De l’art d’avoir l’air con face à autrui
- maxime krummenacker
- 4 mars 2015
- 3 min de lecture
C’est étonnant comme le déroulement des événements dans notre vie peut s’avérer précis et ordonné par moments. Il suffit qu’on s’intéresse à un sujet ou qu’on lise un papier sur quelque chose, comme par exemple sur le fait que la parole – entendez la langue – donne le pouvoir à celui qui la maîtrise par rapport à celui qui ne la connaît pas ou peu, pour en expérimenter la véracité. La grande question « qui va nous mettre le ravioli en ébullition » quant à ce type de « coïncidences » demeure de savoir si nous prêtons tout à coup attention à un événement parce que nous y avons été sensibilisés récemment par une lecture ou une discussion, ou si nous sommes soumis, par une sorte de réaction en chaine universelle éprouvée, au déroulement d’une séquence de vie qui nous plonge graduellement et en profondeur dans une situation afin d’en expérimenter la saveur plus intensément - quelle qu’en soit la saveur.

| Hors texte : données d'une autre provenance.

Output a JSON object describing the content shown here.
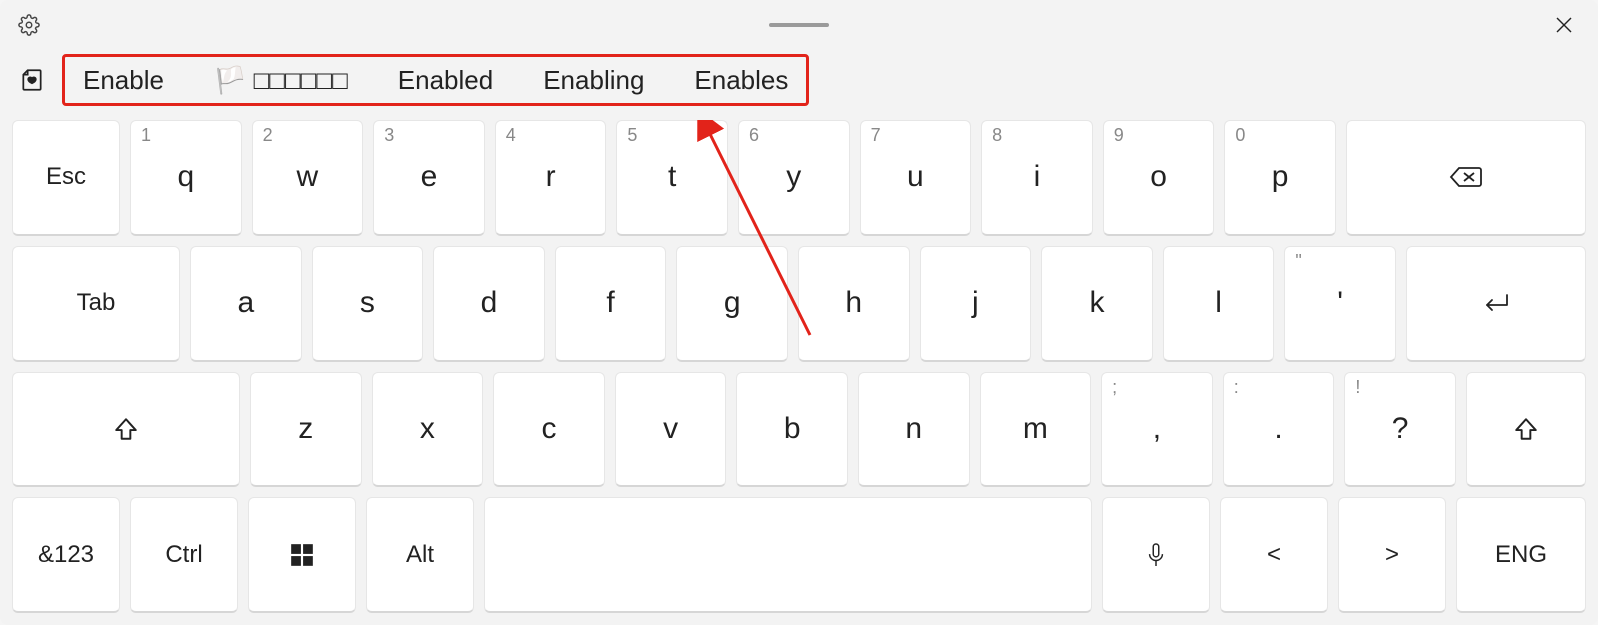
{
  "titlebar": {
    "settings": "settings",
    "close": "close"
  },
  "suggestions": {
    "items": [
      {
        "text": "Enable",
        "emoji": ""
      },
      {
        "text": "🏳️ □□□□□□",
        "emoji": ""
      },
      {
        "text": "Enabled",
        "emoji": ""
      },
      {
        "text": "Enabling",
        "emoji": ""
      },
      {
        "text": "Enables",
        "emoji": ""
      }
    ]
  },
  "rows": {
    "r1": {
      "esc": "Esc",
      "keys": [
        {
          "main": "q",
          "sup": "1"
        },
        {
          "main": "w",
          "sup": "2"
        },
        {
          "main": "e",
          "sup": "3"
        },
        {
          "main": "r",
          "sup": "4"
        },
        {
          "main": "t",
          "sup": "5"
        },
        {
          "main": "y",
          "sup": "6"
        },
        {
          "main": "u",
          "sup": "7"
        },
        {
          "main": "i",
          "sup": "8"
        },
        {
          "main": "o",
          "sup": "9"
        },
        {
          "main": "p",
          "sup": "0"
        }
      ]
    },
    "r2": {
      "tab": "Tab",
      "keys": [
        {
          "main": "a",
          "sup": ""
        },
        {
          "main": "s",
          "sup": ""
        },
        {
          "main": "d",
          "sup": ""
        },
        {
          "main": "f",
          "sup": ""
        },
        {
          "main": "g",
          "sup": ""
        },
        {
          "main": "h",
          "sup": ""
        },
        {
          "main": "j",
          "sup": ""
        },
        {
          "main": "k",
          "sup": ""
        },
        {
          "main": "l",
          "sup": ""
        },
        {
          "main": "'",
          "sup": "\""
        }
      ]
    },
    "r3": {
      "keys": [
        {
          "main": "z",
          "sup": ""
        },
        {
          "main": "x",
          "sup": ""
        },
        {
          "main": "c",
          "sup": ""
        },
        {
          "main": "v",
          "sup": ""
        },
        {
          "main": "b",
          "sup": ""
        },
        {
          "main": "n",
          "sup": ""
        },
        {
          "main": "m",
          "sup": ""
        },
        {
          "main": ",",
          "sup": ";"
        },
        {
          "main": ".",
          "sup": ":"
        },
        {
          "main": "?",
          "sup": "!"
        }
      ]
    },
    "r4": {
      "numsym": "&123",
      "ctrl": "Ctrl",
      "alt": "Alt",
      "left": "<",
      "right": ">",
      "lang": "ENG"
    }
  }
}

Et c’est exactement ce qui m’est arrivé l’autre jour que j’étais en train de préparer un travail pour mon cours de suédois. (Vous penserez peut-être que je me la pète avec le suédois mais c’est par pure nécessité que je fais ca.) J’avais choisi le sujet du langage et du pouvoir : comment le langage donne du pouvoir sur autrui. L’intuition est évidente : « Au commencement était le Verbe, et le Verbe était en Dieu, et le Verbe était Dieu » (Jean 1-1) n’est-ce pas. Après quelques lectures sur le fait qu’on est souvent considéré comme retardé mental devant des gens qui nous parlent dans une autre langue dont on ne comprend pas tout, voire rien, je me suis rendu chez le médecin. Difficile d’expliquer certaines choses en suédois, même avec beaucoup de préparation à grand renfort de Google translate. Le mec n’ayant pas compris tout de suite, il m’a expliqué ce qu’il était convenu de faire dans mon cas et à mesure qu’il m’expliquait dessein à l’appui, je voyais bien dans ses yeux la jouissance sadique qu’il éprouvait à me voir me décomposer. Je ne suis pas bien bronzé par nature et les mois d’hiver suédois n’aident pas vraiment, et ne pouvant donc être plus blême que ce que je suis déjà, je pense que je suis passé du rouge (le temps d’enlever ma veste pour éviter de succomber au malaise) au vert pâle avant que les gouttes de sueur commence à perler sur mon front. J’ai donc réitéré mes explications, après un gros effort sur moi-même, pour lui expliquer que sa méthode semblait assez extrême étant donné la bénignité manifeste de mes symptômes !

« Ah j’avais mal compris » a dit le bon docteur avant de m’envoyer vers le laboratoire d’analyse ou l’infirmière m’attendait après avoir été prévenue par message instantané de mon arrivée (oui la Suède est très en avance dans l’interconnexion de ses services de santé). Cette dernière m’a donc accueilli en me demandant, en suédois mâchonné, si je venais d’un rendez-vous avec le docteur, question à laquelle j’ai répondu « non » ayant cru qu’elle me demandait si c’était la première fois que je venais dans cet hôpital, et qui m’a valu un regard sceptique et condescendant suivi d’un « bon assied-toi quand-même (pauv’con) ».
C’est drôle quand j’y pense comme on peut vraiment avoir l’air con des fois et je comprends la réaction des gens qui me regardent comme un attardé dans un premier temps. Puis vient le sentiment qu’ils feraient surement moins les malins si on les envoyait à la Pitié Salpêtrière pour une consultation en français !
Dans tout les cas on s’éprouve vraiment à l’étranger et on apprend à mettre son égo de côté au quotidien. Les Beaux Arts de l’air con et le pouvoir à celui qui maîtrise le verbe.